I got rejected from several a cappella groups at Oberlin. Four times to be exact, over two years. Now to you, the stranger reading my story, maybe that’s only kind of sad, mostly because it doesn’t break your heart. But to my old friends, nosey family, and overly supportive high school community, hearing that I got rejected four times didn’t make sense; in high school I ran my a cappella group, produced two CDs for the group, and performed enough to win awards. My life was a cappella. So you can imagine those four rejections shocked me even more than my old friends, nosey family, and overly supportive high school community, and left me feeling stuck in limbo. The past four years had been a comfortable conversation in the world of a cappella—but these rejections made it stop. I realized that I missed not just singing with a group instead of alone in the shower, but being in a setting where I had the skills necessary to do well. I longed for the applause that I knew would come once I performed; in high school, I was a big fish in a small pond. But four rejections cut off the comfortable conversation, leaving me to be challenged and grow in a new dialogue, giving me a different perspective on the world.
Any Oberlin student will tell you that on average their peers are involved in 4-6 extracurriculars or communities beyond their academics. So, naturally, if I’ve reached my senior year with a new view on life and better earned confidence restored from what I lost in rejections, chances are that it’s due to a diverse collection of experiences throughout college. The spring of my third year was the first time I truly realized the profoundly positive and long-term impact that collection of experiences would have on the rest of my life. That awakening came from Oberlin’s female and trans* hip hop dance group, And What!?.
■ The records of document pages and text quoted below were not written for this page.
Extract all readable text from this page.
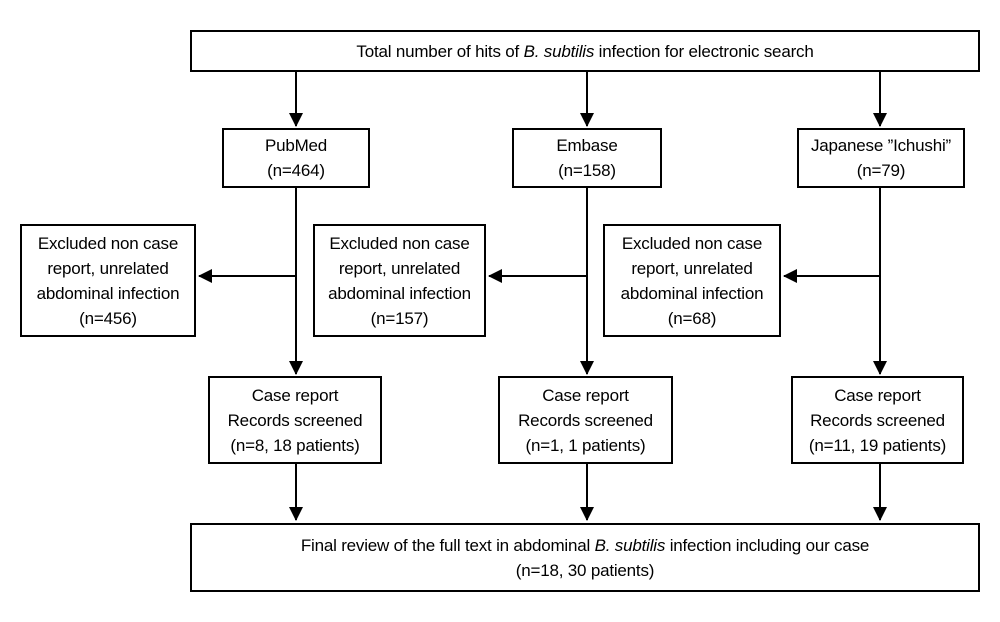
Total number of hits of B. subtilis infection for electronic search
PubMed
(n=464)
Embase
(n=158)
Japanese ”Ichushi”
(n=79)
Excluded non case
report, unrelated
abdominal infection
(n=456)
Excluded non case
report, unrelated
abdominal infection
(n=157)
Excluded non case
report, unrelated
abdominal infection
(n=68)
Case report
Records screened
(n=8, 18 patients)
Case report
Records screened
(n=1, 1 patients)
Case report
Records screened
(n=11, 19 patients)
Final review of the full text in abdominal B. subtilis infection including our case
(n=18, 30 patients)
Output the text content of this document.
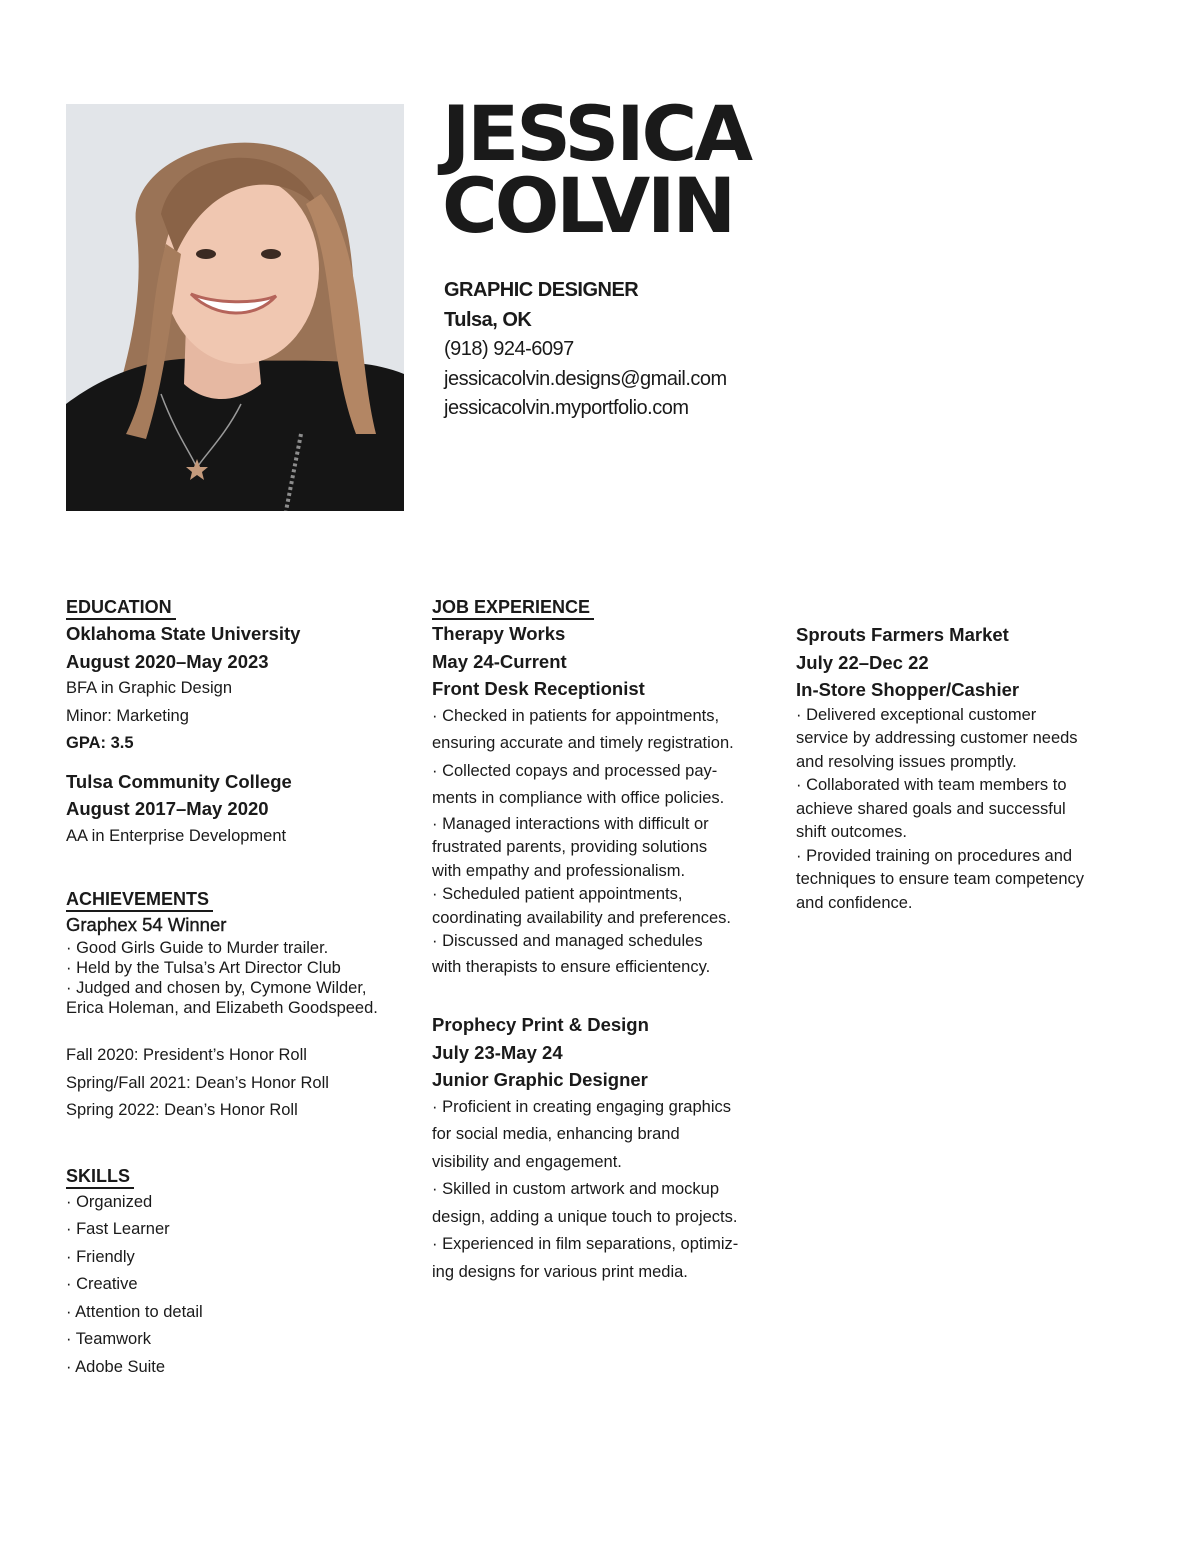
JESSICA
COLVIN
GRAPHIC DESIGNER
Tulsa, OK
(918) 924-6097
jessicacolvin.designs@gmail.com
jessicacolvin.myportfolio.com
EDUCATION
Oklahoma State University
August 2020–May 2023
BFA in Graphic Design
Minor: Marketing
GPA: 3.5
Tulsa Community College
August 2017–May 2020
AA in Enterprise Development
ACHIEVEMENTS
Graphex 54 Winner
· Good Girls Guide to Murder trailer.
· Held by the Tulsa’s Art Director Club
· Judged and chosen by, Cymone Wilder,
Erica Holeman, and Elizabeth Goodspeed.
Fall 2020: President’s Honor Roll
Spring/Fall 2021: Dean’s Honor Roll
Spring 2022: Dean’s Honor Roll
SKILLS
· Organized
· Fast Learner
· Friendly
· Creative
· Attention to detail
· Teamwork
· Adobe Suite
JOB EXPERIENCE
Therapy Works
May 24-Current
Front Desk Receptionist
· Checked in patients for appointments,
ensuring accurate and timely registration.
· Collected copays and processed pay-
ments in compliance with office policies.
· Managed interactions with difficult or
frustrated parents, providing solutions
with empathy and professionalism.
· Scheduled patient appointments,
coordinating availability and preferences.
· Discussed and managed schedules
with therapists to ensure efficientency.
Prophecy Print & Design
July 23-May 24
Junior Graphic Designer
· Proficient in creating engaging graphics
for social media, enhancing brand
visibility and engagement.
· Skilled in custom artwork and mockup
design, adding a unique touch to projects.
· Experienced in film separations, optimiz-
ing designs for various print media.
Sprouts Farmers Market
July 22–Dec 22
In-Store Shopper/Cashier
· Delivered exceptional customer
service by addressing customer needs
and resolving issues promptly.
· Collaborated with team members to
achieve shared goals and successful
shift outcomes.
· Provided training on procedures and
techniques to ensure team competency
and confidence.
I grew up dancing, but because singing was my forte, I never gave much thought to my identity as a dancer. I was a singer, first and foremost. But And What!? is a dance group that thinks critically about our social and political surroundings, our debt to the historically black art forms of hip hop music and dance, and our responsibility to mindfully fill our performance space. Our identity as dancers makes sure our audiences leave with material to ponder, discuss, and continue to engage with after our shows.
I’ve learned that this collective commitment to intentionality is a common trend among Oberlin groups. The spring of my junior year, amidst a turbulent campus climate and political turmoil, the theme of our semester show was EmpoWer: Reclaiming Our Bodies. The process of working on this show demanded regular emotional and physical commitment to rehearsing the choreography and connecting with each other as womyn. Through this semester, and culminating in our show, I began to learn the power of my body and the power in my own self. I began to learn about self-love.
That first weekend in May, the show touched hundreds of audience members but, admittedly, the performance weekend itself was not as lasting an experience as the feelings and lessons I left with. Together with 15 other dancers, each member of our group explored the blessings and societally-imposed consequences as being female-identifying individuals. By the end of the semester, I reflected back on the people I had met at Oberlin so far and felt an overwhelming sense of gratitude for being in a community that could allow me to learn about self love and empowerment, about intentionality, about taking up and giving up space, about shared experience attributed to a person’s body. Because of my time at Oberlin, I will always remember my ability for self love, the connection to the womyn I danced with in college, and the ways I learned how to listen. Yes, I got rejected from a cappella groups at Oberlin four times, but with that conversation stopped, this new conversation started. And this one never stops.